SAMPIT – Program sekolah rakyat yang segera hadir di Kotawaringin Timur (Kotim) bukan hanya menjadi gebrakan baru di bidang pendidikan, tetapi juga membuka peluang besar bagi para guru dan calon kepala sekolah.
Berbeda dengan pola rekrutmen biasanya, seleksi dilakukan secara terbuka dan langsung di bawah kendali Kementerian, sehingga siapa pun yang memenuhi syarat memiliki kesempatan yang sama.
“Untuk calon kepala sekolah kemarin terbuka secara umum bagi yang berminat bisa mendaftar. Jadi tidak melalui kami di Dinas Pendidikan, melainkan ada uji kompetensinya sendiri dari Kementerian. Begitu juga dengan guru-guru yang nantinya terpilih mengajar di sekolah rakyat,” ungkap Kepala Disdik Kotim, Muhammad Irfansyah, Jumat 22 Agustus 2025.
Ia menegaskan, mekanisme ini memberikan ruang yang lebih objektif sekaligus memastikan kualitas pendidik yang dipilih.

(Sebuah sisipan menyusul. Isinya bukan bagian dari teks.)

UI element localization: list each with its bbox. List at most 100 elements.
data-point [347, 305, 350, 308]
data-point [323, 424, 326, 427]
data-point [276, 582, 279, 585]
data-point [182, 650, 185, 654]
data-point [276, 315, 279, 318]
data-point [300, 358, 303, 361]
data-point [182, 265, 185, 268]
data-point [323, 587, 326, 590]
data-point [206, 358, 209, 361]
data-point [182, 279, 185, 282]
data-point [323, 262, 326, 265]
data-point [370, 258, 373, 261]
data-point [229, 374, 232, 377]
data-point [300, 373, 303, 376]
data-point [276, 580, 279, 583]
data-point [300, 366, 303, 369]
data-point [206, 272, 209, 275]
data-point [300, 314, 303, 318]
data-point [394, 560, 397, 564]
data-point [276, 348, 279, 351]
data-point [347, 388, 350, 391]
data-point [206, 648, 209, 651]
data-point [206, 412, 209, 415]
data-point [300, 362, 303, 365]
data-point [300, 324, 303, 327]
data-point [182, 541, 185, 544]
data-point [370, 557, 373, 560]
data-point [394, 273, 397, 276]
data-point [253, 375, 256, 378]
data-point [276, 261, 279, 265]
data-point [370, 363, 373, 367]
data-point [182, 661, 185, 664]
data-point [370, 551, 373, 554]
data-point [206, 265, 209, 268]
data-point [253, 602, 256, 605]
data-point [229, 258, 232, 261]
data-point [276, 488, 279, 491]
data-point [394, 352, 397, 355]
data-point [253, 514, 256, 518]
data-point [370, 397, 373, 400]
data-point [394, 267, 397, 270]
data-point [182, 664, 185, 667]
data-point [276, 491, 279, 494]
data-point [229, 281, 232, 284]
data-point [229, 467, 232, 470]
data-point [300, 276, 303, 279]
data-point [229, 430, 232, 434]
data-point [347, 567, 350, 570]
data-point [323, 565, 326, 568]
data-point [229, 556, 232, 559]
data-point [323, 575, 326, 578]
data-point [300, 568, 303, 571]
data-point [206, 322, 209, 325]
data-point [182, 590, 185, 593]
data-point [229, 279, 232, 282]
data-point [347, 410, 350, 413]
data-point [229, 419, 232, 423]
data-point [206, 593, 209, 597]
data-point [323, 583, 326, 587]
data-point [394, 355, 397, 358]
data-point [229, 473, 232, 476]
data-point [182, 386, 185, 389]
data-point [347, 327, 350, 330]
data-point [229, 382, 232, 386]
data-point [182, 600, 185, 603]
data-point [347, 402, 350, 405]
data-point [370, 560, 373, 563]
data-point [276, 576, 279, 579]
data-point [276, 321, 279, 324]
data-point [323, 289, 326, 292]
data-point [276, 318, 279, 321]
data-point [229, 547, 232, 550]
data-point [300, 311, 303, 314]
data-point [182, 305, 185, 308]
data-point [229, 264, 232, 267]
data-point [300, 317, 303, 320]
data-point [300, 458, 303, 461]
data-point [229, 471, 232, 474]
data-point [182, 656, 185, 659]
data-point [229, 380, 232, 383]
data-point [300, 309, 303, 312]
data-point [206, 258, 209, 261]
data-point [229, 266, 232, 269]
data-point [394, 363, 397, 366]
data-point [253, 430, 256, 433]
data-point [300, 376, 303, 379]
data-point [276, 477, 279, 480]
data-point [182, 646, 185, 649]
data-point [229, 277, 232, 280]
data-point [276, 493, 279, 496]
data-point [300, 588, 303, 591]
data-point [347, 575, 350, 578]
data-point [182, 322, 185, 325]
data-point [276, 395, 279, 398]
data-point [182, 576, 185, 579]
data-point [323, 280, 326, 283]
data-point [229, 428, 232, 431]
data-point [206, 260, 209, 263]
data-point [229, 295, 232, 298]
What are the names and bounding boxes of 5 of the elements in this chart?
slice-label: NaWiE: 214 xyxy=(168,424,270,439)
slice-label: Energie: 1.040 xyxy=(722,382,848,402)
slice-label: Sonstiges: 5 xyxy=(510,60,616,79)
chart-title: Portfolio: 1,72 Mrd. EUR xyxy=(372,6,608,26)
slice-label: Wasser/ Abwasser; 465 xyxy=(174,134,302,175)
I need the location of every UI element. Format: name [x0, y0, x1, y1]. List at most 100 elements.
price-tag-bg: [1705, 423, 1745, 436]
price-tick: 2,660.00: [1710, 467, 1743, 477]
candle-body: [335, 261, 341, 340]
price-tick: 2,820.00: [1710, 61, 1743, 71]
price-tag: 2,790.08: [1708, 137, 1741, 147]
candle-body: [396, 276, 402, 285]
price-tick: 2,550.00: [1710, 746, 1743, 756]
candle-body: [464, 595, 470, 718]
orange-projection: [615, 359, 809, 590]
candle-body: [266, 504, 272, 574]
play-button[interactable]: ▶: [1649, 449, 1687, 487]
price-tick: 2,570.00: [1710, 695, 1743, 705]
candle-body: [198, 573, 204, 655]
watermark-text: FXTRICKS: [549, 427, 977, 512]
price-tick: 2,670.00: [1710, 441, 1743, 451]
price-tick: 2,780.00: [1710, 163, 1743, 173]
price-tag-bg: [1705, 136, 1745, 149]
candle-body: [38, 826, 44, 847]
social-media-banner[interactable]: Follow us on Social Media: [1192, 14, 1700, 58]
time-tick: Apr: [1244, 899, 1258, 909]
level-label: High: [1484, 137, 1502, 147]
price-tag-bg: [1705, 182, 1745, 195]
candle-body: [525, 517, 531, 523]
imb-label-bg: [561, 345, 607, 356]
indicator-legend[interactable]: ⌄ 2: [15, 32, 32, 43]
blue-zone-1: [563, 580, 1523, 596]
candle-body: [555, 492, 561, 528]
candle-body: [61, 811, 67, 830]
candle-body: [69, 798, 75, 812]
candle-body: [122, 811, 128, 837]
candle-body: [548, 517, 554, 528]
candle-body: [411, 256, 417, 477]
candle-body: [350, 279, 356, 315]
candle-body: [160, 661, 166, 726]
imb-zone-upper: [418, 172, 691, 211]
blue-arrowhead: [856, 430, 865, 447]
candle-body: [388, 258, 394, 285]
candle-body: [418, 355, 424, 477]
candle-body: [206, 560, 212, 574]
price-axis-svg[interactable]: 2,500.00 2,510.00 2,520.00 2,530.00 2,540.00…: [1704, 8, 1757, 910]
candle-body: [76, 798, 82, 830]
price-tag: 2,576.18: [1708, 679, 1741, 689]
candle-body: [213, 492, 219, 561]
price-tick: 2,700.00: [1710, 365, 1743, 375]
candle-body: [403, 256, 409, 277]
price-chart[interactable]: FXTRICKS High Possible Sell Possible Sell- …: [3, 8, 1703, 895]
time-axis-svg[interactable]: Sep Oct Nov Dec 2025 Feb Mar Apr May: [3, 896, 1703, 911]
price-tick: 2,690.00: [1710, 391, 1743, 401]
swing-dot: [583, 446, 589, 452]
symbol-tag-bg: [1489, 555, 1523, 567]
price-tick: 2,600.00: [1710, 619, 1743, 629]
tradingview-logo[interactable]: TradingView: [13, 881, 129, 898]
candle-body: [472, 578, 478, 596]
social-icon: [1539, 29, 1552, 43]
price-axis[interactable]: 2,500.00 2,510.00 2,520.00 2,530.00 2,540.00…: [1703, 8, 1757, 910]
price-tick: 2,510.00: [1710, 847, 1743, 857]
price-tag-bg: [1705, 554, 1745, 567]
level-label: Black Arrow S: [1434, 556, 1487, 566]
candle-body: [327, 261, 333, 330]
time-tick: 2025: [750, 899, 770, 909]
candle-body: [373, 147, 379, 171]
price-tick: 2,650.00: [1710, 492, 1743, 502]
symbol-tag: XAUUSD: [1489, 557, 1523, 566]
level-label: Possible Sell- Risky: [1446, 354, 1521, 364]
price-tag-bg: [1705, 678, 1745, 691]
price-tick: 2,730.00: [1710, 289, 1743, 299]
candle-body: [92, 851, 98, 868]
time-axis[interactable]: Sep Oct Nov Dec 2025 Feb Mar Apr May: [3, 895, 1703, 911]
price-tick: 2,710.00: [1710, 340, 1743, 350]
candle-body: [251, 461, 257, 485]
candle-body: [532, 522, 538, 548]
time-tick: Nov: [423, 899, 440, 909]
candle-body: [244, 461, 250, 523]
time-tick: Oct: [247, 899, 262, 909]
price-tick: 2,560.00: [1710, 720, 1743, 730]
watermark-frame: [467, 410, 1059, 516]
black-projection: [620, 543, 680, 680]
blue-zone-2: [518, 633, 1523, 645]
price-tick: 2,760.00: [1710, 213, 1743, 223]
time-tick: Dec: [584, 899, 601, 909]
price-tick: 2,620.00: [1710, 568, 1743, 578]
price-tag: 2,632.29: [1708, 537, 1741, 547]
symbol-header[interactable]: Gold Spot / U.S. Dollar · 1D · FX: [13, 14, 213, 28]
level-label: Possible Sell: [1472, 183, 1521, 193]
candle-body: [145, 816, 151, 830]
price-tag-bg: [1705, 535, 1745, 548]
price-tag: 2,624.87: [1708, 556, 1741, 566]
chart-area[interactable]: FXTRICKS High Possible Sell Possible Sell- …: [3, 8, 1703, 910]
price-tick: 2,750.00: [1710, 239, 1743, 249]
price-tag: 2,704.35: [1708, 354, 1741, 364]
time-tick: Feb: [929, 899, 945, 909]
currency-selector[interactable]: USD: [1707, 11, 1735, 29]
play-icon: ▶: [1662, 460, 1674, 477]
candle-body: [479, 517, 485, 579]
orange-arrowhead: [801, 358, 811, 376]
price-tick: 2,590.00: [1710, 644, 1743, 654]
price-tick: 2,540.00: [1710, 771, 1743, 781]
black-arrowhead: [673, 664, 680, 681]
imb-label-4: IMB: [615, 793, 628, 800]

Bahkan, sudah ada satu guru di Kotim yang lulus sebagai PPPK guru sekolah rakyat dan siap mengabdi setelah program resmi berjalan.
“Ini bukti bahwa kesempatan terbuka lebar, tinggal bagaimana guru-guru mau aktif mengikuti setiap informasi,” tambahnya.
Irfansyah menjelaskan bahwa saat ini proses persiapan sudah berjalan. Calon kepala sekolah tengah menjalani pendidikan, dan dijadwalkan selesai pada 23 Agustus mendatang. Setelah itu, sekolah rakyat di Kotim direncanakan langsung dibuka.
“Insya Allah tahun ini juga sekolah rakyat bisa berjalan. Kita sudah menunggu cukup lama, dan sekarang waktunya mewujudkan itu,” katanya.
Lebih jauh, ia juga menekankan pentingnya kesiapan guru dalam menghadapi sistem rekrutmen berbasis digital.
“Sekarang guru-guru harus aktif memantau info GTK terkait informasi kependidikan, termasuk pendaftaran sebagai calon kepala sekolah. Karena semua sudah by sistem. Kalau tidak aktif, mereka bisa tertinggal,” tegasnya.
Kehadiran sekolah rakyat di Kotim diharapkan menjadi jawaban atas berbagai tantangan pendidikan di daerah, terutama untuk memberi akses yang lebih luas bagi masyarakat.
Dengan rekrutmen yang transparan dan berbasis kompetensi, program ini dipandang mampu menghadirkan tenaga pendidik berkualitas yang siap membangun semangat baru dalam dunia pendidikan daerah.